The inaugural issue of The Whitworthian, dated Jan. 16, 1905, states: “Our policy is to achieve, through this official medium of the Student Association, a knowledge of our social environment, a sense of individual freedom and responsibility, and an everpresent consciousness of our relationship to all college institutions and functions.” Though much about Whitworth’s student newspaper has evolved since its first printing in Tacoma, Wash., this statement continues to ring true for the publication that features diverse voices and reports on campus news, events and issues.
In its early days, The Whitworthian featured inside jokes to entertain its small readership. One popular section, “Exchanges,” featured updates about social clubs and events at colleges around the Tacoma region. As Whitworth’s enrollment grew, the paper expanded to provide coverage of events outside the social realm, and by 1916, the editorial staff had taken a firm stand on the necessity of a national prohibition of alcohol.
After World War II, news of international affairs became more prevalent in the paper, and students became more vocal in expressing their political opinions. In the 1960s, student activists used The Whitworthian to discuss campus regulations and issues, as well as larger social issues surrounding the Civil Rights Movement and the Vietnam War. When the 1980s brought new technology for journalists, The Whitworthian office was outfitted with Apple computers that opened new worlds for students to produce creative layouts.

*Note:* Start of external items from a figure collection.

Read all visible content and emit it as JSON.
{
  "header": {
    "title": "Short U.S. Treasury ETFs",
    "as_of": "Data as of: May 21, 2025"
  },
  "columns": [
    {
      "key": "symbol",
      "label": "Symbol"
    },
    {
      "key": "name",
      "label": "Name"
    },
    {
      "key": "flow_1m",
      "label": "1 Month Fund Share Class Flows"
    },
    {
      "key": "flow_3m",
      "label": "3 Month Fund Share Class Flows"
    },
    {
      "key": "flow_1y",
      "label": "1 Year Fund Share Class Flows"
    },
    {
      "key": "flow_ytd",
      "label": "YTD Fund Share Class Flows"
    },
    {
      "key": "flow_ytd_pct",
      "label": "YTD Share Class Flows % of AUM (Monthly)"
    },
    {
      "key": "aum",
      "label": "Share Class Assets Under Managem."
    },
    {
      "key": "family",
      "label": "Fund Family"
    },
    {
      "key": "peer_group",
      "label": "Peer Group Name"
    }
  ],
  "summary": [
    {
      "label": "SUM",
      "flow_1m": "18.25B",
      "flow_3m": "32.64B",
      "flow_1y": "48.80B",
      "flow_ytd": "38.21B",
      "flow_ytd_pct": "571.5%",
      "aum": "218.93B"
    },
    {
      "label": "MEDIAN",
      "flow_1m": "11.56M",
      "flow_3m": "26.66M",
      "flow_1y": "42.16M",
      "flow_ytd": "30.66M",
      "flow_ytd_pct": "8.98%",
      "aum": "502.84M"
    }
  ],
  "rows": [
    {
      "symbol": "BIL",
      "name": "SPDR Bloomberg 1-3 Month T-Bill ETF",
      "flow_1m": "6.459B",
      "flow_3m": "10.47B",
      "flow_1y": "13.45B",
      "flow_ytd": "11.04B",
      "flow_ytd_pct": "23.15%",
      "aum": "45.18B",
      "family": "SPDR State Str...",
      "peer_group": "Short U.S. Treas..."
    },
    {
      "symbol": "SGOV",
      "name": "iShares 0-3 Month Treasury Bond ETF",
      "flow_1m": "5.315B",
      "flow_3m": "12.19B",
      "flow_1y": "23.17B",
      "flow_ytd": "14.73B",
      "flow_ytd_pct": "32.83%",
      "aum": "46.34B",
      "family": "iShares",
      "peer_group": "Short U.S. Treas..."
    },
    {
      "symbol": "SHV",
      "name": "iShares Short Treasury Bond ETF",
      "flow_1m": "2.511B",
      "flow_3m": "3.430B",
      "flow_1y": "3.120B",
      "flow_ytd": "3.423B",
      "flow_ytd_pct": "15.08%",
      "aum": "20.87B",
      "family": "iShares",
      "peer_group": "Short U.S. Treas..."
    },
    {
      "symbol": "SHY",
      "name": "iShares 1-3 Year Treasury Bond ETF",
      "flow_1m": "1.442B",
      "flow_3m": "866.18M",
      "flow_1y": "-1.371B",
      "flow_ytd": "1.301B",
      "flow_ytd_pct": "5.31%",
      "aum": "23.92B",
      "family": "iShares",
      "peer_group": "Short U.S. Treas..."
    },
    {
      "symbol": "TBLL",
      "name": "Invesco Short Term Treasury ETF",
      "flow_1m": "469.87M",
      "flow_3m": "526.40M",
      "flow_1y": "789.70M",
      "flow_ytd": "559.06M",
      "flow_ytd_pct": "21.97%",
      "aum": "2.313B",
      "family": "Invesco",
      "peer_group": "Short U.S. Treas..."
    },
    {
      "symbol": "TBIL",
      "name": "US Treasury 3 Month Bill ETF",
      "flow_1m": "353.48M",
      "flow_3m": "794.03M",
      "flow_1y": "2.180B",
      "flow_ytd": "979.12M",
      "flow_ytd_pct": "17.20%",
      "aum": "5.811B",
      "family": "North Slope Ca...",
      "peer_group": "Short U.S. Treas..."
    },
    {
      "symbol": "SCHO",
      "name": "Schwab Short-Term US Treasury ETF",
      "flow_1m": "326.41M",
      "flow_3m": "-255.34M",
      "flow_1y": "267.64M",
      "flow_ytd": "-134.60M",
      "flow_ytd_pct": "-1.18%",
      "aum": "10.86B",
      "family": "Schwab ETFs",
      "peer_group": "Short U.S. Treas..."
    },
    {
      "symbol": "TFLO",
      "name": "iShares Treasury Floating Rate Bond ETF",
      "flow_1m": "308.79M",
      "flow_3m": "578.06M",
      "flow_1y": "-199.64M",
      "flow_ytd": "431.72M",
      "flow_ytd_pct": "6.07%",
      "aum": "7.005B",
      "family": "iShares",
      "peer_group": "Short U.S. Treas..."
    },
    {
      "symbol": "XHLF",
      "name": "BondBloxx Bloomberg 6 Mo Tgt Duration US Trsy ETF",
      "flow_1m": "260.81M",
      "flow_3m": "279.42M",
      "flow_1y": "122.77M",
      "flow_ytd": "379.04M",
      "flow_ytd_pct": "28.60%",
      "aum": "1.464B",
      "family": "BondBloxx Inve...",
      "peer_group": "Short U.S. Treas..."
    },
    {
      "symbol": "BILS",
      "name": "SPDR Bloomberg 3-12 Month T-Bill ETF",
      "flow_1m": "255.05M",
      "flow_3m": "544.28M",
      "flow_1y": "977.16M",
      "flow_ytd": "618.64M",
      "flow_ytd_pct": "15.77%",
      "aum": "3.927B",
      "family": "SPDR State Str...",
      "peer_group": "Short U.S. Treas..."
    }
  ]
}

Through the years, The Whitworthian has been a launchpad for aspiring writers and journalists who have helped to elevate the standards for college newspapers. In 2009, the paper won an Associate Collegiate Press Online Pacemaker Award, considered one of the most esteemed honors in student journalism. In 2010, the paper won first place in its division at the 2009 National Mark of Excellence Awards, after winning first place earlier that spring in the regional awards, sponsored by the Society of Professional Journalists.
In 2005, during The Whitworthian’s centennial year, alumni reflected on their time as student editors. Nearine (Marcus) Baugh, ’48, wrote, “The most frustrating experience was to catch the Whitworth bus to town, the city bus to the print shop, walk four blocks (several weeks on crutches), do the proofreading, and paste the mock-up. Then came the reverse transportation hassle, and I would arrive back on campus after ‘lock-up.’ My housemother complained. The dean of women called me into her office, and I was told to make other arrangements or give up the paper. Thereafter, I either cut classes or hired a cab, but I didn’t give up the paper.”